One day I hope that there will be an artisan bakery on every high street across the country,” says Michelle Eshkeri whose passion for baking bread has led her to develop a now renowned sourdough challah.

Michelle worked as a cake- decorator before she started baking. At home and caring for her small children she began to experiment with sourdoughs. But, for the traditional Jewish Shabbat dinner on a Friday night, she would usually bake challah – braided bread – using yeast. It was around this time that she realised how heavy the commercial flour and yeast now sat in her stomach but because of “childhood memories” she wanted to find a way to still eat challah on a Friday. Which was why she decided to start baking challah from a sourdough starter.

It was, she says, an enormous effort. To get the recipe just right, she tried hundreds of combinations, before finding a way to make a sourdough that wasn’t so dense it could still be braided.

“Sourdough challah is the most unique thing we make,” she says. Challah, brings people right back to their mother’s kitchen on a Friday night, or to a Saturday morning using leftovers to make French toast with lashings of butter. No surprise then when she says it usually sells out quickly on a Friday morning.

The bakery also offers other treats using sourdough starter including Babka and cinnamon swirls. At the time when they opened in 2016, there were no other bakeries in London doing 100 per cent sourdough products, the effort that has to go into making each item by hand, maintaining the starter and allowing the dough to rise in the right temperatures, makes the operation very time-consuming. Michelle released a book chronicling these treats because, at the time she was writing, the recipes were so difficult to find online.

The mission of the bakery is to help people make more informed choices about what they eat.

Michelle says, “I want to see sourdough become more of a normal part of life. There should be a bakery on every high street, it shouldn’t be niche. I want people to buy a loaf of really good bread that lasts for a long time and is healthy for them to eat. When you buy bread with really good ingredients you can appreciate the people who grow the flour and hand-make the bread for you.

“Those things have a lot of value and people are starting to appreciate that more. It will take more time for slow bread to be mainstream so it will happen slowly but it will happen and become part of normal life.

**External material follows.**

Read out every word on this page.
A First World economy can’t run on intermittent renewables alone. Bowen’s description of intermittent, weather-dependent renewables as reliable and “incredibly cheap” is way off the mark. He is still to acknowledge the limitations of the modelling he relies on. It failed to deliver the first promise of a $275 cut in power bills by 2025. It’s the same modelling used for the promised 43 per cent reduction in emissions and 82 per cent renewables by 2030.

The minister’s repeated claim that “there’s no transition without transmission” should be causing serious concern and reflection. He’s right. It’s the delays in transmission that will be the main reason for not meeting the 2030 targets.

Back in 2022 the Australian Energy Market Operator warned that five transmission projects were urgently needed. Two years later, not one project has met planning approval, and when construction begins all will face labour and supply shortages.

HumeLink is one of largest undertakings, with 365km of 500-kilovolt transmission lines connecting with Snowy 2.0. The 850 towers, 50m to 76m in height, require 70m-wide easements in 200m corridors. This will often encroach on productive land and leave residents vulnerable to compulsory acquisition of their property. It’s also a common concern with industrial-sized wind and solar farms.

“The only thing that bothers me is it’s very much for middle-class people at the moment. It needs to be more egalitarian. There should be good bread for everybody.”

To tackle this is a challenge, “the bread we make costs a lot more to produce because of the time it takes, you don’t want to cut wages to make a cheaper product so we need to make some of the range less time consuming and sell that at a lower price point.”